Идти по размытой ливнем дороге оказалось непросто: некоторые лужи легче было переплыть, чем обойти. Это роботы Жестянщика Джо могли воспарить над суетой — а брамин радостно пёр напролом, обдавая караванщиков и груз каскадами холодных брызг.

— Тупонький он у нас, — извинился за подопечного Лукас, с опаской поглядывая на то, как Харон выжимает насквозь промокшую ветровку Эмили. — Уж не серчайте.
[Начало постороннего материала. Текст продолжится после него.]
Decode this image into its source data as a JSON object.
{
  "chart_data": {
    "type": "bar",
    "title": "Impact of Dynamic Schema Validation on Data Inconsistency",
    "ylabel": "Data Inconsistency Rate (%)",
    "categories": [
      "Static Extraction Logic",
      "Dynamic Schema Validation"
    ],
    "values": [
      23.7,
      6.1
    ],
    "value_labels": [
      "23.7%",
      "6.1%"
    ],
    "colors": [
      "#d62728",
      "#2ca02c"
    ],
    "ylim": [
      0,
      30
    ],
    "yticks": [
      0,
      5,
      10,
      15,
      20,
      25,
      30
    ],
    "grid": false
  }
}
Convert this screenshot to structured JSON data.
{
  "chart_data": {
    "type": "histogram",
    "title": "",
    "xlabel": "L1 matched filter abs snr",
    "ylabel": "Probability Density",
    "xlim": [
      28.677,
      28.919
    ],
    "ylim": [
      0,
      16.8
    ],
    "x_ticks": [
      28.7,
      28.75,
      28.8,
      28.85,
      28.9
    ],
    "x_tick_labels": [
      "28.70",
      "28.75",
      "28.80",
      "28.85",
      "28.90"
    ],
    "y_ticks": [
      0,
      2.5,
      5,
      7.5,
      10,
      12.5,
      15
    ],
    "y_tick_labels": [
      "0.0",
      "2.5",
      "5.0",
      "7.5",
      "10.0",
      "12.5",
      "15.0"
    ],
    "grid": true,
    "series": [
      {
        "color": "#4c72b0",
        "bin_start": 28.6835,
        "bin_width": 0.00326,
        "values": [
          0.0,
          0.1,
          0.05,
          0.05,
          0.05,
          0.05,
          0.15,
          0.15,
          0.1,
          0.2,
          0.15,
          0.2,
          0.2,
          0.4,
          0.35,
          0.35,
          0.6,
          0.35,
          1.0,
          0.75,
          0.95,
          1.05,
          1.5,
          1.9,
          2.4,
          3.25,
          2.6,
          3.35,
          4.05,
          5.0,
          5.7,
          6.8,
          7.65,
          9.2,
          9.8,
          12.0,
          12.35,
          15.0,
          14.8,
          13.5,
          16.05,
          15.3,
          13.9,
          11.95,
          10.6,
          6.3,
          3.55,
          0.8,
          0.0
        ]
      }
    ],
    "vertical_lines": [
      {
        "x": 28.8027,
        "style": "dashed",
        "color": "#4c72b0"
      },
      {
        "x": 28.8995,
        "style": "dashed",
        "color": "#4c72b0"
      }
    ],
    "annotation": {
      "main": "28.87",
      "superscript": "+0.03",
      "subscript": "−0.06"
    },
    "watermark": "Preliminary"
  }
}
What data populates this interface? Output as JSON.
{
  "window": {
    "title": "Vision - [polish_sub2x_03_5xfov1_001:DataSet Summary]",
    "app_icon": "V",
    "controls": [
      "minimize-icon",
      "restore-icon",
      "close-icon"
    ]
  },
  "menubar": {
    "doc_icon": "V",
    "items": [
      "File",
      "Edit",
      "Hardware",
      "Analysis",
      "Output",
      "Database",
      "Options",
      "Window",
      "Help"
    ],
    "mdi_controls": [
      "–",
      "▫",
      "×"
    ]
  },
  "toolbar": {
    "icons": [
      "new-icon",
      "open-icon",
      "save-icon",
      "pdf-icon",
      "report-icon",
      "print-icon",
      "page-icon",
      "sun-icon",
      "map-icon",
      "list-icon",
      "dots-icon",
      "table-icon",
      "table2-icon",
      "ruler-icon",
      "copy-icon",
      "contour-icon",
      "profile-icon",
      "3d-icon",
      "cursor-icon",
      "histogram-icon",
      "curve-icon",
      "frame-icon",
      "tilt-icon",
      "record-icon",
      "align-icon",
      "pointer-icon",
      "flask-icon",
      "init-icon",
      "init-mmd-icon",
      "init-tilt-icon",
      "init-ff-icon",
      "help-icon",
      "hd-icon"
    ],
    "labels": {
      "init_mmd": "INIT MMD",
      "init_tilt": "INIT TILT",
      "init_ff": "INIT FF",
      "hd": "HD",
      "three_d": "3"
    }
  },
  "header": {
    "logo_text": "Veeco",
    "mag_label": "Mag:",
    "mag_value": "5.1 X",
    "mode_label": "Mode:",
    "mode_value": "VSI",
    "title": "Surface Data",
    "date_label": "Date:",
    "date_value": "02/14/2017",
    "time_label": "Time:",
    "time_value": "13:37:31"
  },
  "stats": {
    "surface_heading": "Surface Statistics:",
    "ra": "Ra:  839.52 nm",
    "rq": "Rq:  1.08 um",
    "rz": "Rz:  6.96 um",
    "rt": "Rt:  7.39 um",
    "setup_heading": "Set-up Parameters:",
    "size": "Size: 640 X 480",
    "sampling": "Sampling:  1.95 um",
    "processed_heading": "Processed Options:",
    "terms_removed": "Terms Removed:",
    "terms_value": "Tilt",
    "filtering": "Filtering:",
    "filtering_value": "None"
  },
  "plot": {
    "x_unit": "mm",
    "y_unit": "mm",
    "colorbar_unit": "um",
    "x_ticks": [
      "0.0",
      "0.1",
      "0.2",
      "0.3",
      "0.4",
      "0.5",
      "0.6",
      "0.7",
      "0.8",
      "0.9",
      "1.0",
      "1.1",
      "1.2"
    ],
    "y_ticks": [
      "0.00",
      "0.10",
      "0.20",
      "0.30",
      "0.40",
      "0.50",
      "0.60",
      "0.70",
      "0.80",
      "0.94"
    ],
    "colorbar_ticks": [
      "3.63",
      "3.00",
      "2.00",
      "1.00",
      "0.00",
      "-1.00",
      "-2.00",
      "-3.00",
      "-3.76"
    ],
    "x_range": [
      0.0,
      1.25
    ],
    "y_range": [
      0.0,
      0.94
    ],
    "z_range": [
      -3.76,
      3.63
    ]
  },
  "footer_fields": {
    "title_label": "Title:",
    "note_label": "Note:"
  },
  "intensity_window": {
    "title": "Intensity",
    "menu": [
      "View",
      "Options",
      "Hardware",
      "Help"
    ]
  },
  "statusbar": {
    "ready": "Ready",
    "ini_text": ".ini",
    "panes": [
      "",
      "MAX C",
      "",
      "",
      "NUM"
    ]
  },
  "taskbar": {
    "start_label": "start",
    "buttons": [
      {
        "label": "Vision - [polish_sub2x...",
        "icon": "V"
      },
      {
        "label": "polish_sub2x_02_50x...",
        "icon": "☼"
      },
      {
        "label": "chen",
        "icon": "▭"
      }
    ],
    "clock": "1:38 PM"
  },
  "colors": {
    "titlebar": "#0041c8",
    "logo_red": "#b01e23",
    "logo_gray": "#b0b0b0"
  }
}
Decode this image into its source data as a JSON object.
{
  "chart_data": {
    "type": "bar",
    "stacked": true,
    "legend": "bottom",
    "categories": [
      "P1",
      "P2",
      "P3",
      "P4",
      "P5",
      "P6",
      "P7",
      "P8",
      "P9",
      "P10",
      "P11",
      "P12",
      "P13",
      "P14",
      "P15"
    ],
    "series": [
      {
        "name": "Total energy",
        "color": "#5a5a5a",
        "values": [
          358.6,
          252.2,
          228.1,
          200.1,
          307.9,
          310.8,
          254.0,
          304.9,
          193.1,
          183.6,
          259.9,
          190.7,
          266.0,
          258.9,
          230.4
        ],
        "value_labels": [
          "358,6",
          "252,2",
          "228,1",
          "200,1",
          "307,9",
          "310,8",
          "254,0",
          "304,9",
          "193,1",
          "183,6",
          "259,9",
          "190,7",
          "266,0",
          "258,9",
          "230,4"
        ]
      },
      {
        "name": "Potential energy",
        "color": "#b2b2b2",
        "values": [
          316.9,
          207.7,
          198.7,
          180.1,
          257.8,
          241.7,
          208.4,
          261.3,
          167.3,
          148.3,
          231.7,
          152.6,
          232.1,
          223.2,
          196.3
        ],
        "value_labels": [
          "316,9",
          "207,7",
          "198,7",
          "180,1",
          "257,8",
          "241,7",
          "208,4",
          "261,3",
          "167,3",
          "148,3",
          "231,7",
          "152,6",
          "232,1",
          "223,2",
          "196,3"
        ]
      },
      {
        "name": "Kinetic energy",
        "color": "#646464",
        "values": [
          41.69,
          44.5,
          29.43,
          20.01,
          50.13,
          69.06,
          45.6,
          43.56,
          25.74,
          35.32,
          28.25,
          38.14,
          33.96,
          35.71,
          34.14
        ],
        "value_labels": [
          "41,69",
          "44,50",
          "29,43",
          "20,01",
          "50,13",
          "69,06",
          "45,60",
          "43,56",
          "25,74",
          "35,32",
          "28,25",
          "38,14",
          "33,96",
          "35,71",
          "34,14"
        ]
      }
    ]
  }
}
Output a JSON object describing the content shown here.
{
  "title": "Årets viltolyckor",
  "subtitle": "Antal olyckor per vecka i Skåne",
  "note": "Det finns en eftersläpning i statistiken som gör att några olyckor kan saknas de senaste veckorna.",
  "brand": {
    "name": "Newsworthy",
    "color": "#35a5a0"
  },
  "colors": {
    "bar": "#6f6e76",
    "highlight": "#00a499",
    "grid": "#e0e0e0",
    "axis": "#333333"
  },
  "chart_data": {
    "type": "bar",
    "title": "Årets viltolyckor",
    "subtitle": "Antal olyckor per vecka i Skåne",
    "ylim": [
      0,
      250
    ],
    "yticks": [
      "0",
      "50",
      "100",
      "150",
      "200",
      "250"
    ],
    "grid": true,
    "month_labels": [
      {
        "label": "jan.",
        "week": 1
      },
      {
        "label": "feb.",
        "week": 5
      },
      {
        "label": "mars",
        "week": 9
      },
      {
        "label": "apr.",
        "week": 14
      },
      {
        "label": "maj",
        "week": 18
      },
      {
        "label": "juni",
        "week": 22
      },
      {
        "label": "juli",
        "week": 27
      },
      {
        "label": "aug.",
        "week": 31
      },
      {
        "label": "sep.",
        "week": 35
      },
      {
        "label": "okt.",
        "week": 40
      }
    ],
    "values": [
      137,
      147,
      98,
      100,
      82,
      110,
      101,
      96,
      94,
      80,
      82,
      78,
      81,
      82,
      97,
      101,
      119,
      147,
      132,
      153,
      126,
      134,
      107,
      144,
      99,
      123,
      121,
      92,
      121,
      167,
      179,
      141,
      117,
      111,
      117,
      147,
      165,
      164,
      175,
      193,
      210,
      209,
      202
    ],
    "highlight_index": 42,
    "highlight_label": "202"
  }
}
— Ага. Весь в тебя, а, Лукас? — заржал один из охранников. — Мамка-то у него умная была, послушная…

Ну, понеслась душа в рай, поняла Эмили.

На Харона смотреть было жалко.

*

На ночлег они остановились неподалёку от станции «Жюри-стрит». На роботов никто не покушался — видно, ливень распугал всех рейдеров, заставив их попрятаться по норам. Эмили и сама бы не отказалась от тёмной и тихой норы. Усталость брала своё: день и правда получился чертовски долгим. Но обалдевшие дофаминовые рецепторы бились в истерике и требовали добавки, не позволяя уснуть. Только и оставалось, что сидеть у костра, искоса поглядывая на Харона — абсолютно невозмутимого, конечно же, — и слушать байки караванщиков.

Это было пыткой — ну, почти.

—…А ещё мы повстречали Алекса из Кентербери, славный такой парень, — речь Лукаса лилась непринуждённо и легко. — И рассказал он мне про один посёлок у Сто Шестого. Хороший посёлок — был. Дома крепкие, от дорог далеко, а если кто и нападёт — так Убежище рядом, можно там переждать.

— Что-то я о таком посёлке не слыхал, — в голосе охранника слышалось сомнение.

— И не услышишь, — проворчал Лукас. — Там какая-то чертовщина приключилась. Однажды, осенью ещё дело было, попросился к ним на постой какой-то бродяга. Уставший весь, потрёпанный, и оружия-то при нём никакого не было. Говорит: «Учёный я, от исследовательской группы отстал. Позвольте одну только ночь у вас, в безопасности, пересидеть, а наутро уйду своих догонять». Там же, у Сто Шестого, скорпионов прорва, а они по ночам как раз и охотятся. Но — нет. Выставили жители этого парня за ограду. Не понравилось им, что он вокруг колодца крутился. У них же колодец был — славный такой, глубокий, с очистной установкой, — и они эту воду пили лет тридцать, и другим продавали, тем и жили. Ну, значит, учёный этот намотал сопли на кулак да и ушёл. Недалеко. Все слышали, как он по ту сторону ограды стонет да на помощь зовёт, но никто из поселян на помощь не рыпнулся, своя-то рубашка к телу ближе. В общем, проклял он их или что ещё — но начали люди из того посёлка умирать, один за одним. И дети малые, и старики… все. Вода в их драгоценном колодце в чистый яд превратилась. И недели не прошло, как этот путник, значит, всех за собой увёл.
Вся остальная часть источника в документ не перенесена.